Images are the heaviest thing on your blog — often 60-80% of total page weight. A single unoptimized photo can be 5 MB, while the rest of your page (HTML, CSS, fonts) might total 200 KB. Here's how to fix that in 3 steps.
The most common blogging mistake: uploading a 4000-pixel-wide photo into a 800-pixel-wide content area. The browser downloads the full 4000px image, then scales it down. You paid for all those pixels your readers never see.
Rule of thumb: if your blog content column is 800px wide, resize images to 800-1600px (2x for retina screens). Anything beyond that is wasted bytes. Use your OS's built-in image tools or any online resizer.
Drag your resized, correctly-formatted image into Compress2PNG. At 85% quality for JPG or lossless for PNG, you'll typically see 50-70% reduction with no visible quality loss. For a blog post with 5 images, that's the difference between a 3-second page load and a 0.8-second load.
Google's Core Web Vitals measure LCP (Largest Contentful Paint) — basically, how fast your biggest image loads.
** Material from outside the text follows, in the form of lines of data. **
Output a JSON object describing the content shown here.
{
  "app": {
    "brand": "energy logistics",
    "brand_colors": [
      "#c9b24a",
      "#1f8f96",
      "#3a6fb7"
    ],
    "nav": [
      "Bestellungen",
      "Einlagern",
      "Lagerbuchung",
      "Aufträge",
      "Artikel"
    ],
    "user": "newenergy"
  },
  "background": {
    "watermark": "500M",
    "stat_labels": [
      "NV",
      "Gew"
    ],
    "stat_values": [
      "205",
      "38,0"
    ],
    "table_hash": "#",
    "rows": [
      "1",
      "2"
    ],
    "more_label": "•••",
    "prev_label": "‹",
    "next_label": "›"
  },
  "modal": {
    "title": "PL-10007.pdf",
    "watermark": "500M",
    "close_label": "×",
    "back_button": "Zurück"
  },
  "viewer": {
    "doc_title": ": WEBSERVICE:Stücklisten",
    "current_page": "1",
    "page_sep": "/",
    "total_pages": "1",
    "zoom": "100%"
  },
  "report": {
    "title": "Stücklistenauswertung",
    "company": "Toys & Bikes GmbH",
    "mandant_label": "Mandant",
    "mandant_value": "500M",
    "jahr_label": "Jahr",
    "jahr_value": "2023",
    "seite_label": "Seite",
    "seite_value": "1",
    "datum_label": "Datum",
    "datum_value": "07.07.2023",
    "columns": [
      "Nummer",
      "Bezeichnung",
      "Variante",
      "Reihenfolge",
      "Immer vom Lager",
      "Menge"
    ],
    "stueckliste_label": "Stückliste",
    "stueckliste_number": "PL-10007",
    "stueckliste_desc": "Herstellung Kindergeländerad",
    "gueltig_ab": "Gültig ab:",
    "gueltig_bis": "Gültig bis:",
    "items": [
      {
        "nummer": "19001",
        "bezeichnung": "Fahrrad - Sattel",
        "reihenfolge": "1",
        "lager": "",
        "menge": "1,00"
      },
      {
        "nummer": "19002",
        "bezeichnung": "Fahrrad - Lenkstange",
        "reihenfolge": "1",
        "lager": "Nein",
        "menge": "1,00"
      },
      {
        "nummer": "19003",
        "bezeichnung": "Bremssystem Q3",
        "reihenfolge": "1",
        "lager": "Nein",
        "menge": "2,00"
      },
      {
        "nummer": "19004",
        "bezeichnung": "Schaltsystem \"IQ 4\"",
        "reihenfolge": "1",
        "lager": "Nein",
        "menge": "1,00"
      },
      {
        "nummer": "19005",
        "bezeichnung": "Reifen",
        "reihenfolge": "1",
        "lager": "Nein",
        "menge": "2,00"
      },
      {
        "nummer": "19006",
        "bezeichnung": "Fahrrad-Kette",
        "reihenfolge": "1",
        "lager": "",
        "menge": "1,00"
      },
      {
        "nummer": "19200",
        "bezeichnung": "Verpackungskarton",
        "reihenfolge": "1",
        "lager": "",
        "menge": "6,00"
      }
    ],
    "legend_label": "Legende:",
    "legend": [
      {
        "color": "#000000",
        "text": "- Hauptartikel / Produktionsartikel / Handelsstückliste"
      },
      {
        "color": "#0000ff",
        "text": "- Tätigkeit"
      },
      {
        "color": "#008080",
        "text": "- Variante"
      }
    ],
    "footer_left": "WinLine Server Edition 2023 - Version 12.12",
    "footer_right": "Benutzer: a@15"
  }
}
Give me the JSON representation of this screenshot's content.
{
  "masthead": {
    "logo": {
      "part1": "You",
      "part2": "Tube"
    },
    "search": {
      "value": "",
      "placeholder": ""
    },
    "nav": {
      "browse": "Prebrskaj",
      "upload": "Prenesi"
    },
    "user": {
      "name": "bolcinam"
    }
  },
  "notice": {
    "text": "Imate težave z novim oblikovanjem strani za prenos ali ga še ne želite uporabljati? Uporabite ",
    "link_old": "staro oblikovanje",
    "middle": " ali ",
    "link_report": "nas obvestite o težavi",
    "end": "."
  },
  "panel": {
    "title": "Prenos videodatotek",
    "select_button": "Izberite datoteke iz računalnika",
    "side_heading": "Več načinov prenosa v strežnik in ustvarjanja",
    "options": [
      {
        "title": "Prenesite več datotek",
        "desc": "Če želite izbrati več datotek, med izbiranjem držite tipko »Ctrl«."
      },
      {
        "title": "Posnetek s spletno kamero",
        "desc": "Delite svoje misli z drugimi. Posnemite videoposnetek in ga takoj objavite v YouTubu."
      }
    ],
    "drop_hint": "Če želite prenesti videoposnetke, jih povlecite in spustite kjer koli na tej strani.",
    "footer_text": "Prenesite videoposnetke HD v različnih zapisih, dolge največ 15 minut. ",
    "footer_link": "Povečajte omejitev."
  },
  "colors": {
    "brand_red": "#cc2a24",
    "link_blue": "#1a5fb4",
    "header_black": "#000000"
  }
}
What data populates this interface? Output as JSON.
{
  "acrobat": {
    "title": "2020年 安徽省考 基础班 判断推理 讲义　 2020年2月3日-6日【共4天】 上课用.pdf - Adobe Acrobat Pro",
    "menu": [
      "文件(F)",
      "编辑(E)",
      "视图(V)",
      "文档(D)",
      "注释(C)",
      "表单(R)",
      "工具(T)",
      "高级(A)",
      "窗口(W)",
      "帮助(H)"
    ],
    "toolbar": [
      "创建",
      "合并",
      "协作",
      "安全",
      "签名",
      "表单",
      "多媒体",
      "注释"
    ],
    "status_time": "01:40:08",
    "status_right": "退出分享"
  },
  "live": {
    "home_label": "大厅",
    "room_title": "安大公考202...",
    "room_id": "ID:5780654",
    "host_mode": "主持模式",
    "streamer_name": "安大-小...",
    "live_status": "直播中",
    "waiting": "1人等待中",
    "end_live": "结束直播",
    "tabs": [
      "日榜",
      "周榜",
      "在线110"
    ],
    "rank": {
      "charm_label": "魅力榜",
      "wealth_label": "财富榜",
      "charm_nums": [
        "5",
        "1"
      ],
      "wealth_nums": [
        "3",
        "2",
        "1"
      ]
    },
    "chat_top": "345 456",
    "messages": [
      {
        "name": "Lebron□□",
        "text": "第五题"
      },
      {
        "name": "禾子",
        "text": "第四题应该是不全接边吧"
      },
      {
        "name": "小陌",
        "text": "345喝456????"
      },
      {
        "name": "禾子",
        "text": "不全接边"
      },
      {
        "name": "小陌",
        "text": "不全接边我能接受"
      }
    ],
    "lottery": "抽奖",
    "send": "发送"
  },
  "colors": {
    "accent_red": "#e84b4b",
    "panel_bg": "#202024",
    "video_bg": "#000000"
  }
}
Blogs with unoptimized images fail this metric, and Google demotes slow pages. Compressing images is one of the highest-ROI SEO actions you can take, right after writing good content.
Before uploading any image to your blog: Resize to display width × 2 → Convert to correct format → Compress at 85% quality. Three steps, 20 seconds per image, and your blog loads fast on every device.